Phoenix Organic Garden and Farm Center on Highway 99 in Phoenix carries five lines of green paint: AFM Safecoat, American Pride, Aglaia, Olivetti Mineral Lime Paint and even paint made out of milk.
"The paints that we sell, not only are they zero-VOC or low-VOC," says store manager Ajit Singh, they also don't contain any chemical compounds that are known to affect human health; they are totally, totally non-toxic." While warning signs on conventional paint describe the risks of exposure, warning signs on Phoenix Organics' paint cans are slightly different: "They say that you don't want to drink them, that you want to keep them away from children," Singh says with a laugh.
Lime paints, like paint made from milk, is an ancient means of applying surface color. Rich, natural pigments are mixed with lime and water to make calcium carbonate and smoothed on as stucco or plaster. Like a work of timeless art, the lime paint can be finished to satin smoothness, burnished to a bright shine or textured to look like velvet.
While lime paints are colored with a dry pigment, the other envriomentally friendly paint lines carried by Phoenix Organic Garden and Farm Center are tinted more conventionally: "We have a totally non-toxic, low-VOC tinting system," Singh explains. "The tinting system is water-based and we can mix as deep a color as you want up to accent base — very deep color."
Both Cubbison and Singh agree that low-VOC and no-VOC paints are equal to conventional paints in terms of surface preparation, application, coverage, durability, brightness and fading. Singh says some green paints will spray best with a nozzle designed for the paint's specific viscosity.

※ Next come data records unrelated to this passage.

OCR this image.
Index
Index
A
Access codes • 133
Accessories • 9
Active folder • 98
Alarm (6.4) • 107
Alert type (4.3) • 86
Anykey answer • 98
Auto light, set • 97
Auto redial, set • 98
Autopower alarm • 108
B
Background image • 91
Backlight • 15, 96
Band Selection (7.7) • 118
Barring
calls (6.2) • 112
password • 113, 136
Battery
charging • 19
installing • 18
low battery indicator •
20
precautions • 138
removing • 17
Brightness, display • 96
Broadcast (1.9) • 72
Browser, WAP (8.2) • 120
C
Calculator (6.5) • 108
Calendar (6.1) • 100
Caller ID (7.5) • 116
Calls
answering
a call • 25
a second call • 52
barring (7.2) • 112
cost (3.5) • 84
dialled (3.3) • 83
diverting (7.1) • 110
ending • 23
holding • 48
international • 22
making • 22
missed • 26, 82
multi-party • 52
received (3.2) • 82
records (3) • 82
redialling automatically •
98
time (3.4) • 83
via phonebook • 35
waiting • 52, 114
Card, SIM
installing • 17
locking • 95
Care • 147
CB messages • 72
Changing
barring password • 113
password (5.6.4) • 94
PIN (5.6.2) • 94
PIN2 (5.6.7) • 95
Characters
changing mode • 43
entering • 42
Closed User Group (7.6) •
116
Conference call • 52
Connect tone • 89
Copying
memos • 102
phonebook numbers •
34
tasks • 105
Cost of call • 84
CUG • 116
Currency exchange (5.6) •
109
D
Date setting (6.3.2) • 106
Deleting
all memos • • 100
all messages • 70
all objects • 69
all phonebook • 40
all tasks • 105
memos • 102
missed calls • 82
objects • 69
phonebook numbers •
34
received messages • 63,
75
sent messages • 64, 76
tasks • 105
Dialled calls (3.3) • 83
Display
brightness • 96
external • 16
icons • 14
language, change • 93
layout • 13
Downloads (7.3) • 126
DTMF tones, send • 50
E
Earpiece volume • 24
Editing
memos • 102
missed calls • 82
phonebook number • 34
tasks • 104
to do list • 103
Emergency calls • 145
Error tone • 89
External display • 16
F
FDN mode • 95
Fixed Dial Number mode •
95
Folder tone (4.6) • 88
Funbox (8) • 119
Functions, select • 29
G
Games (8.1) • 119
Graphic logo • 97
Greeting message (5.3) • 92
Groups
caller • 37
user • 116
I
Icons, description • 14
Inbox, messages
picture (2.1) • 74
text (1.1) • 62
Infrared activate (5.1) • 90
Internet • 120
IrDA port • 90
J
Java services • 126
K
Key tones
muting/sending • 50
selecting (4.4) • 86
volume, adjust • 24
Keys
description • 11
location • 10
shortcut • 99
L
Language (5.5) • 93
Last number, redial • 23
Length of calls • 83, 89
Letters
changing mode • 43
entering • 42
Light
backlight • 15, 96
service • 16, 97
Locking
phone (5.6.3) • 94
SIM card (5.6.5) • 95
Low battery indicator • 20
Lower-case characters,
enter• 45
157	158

Non-VOC paints are made in smaller quantities than paints containing VOCs and so you can expect to pay a little more to get your paint earth-friendly. A gallon of green is about $2 more than a comparable premium brand at Miller Paints and perhaps a little more at Phoenix Organic Garden and Farm Center. When you think about it, the difference seems a small price to pay to make the world, and your home a better place to live. "And green paint doesn't stink!" adds Singh.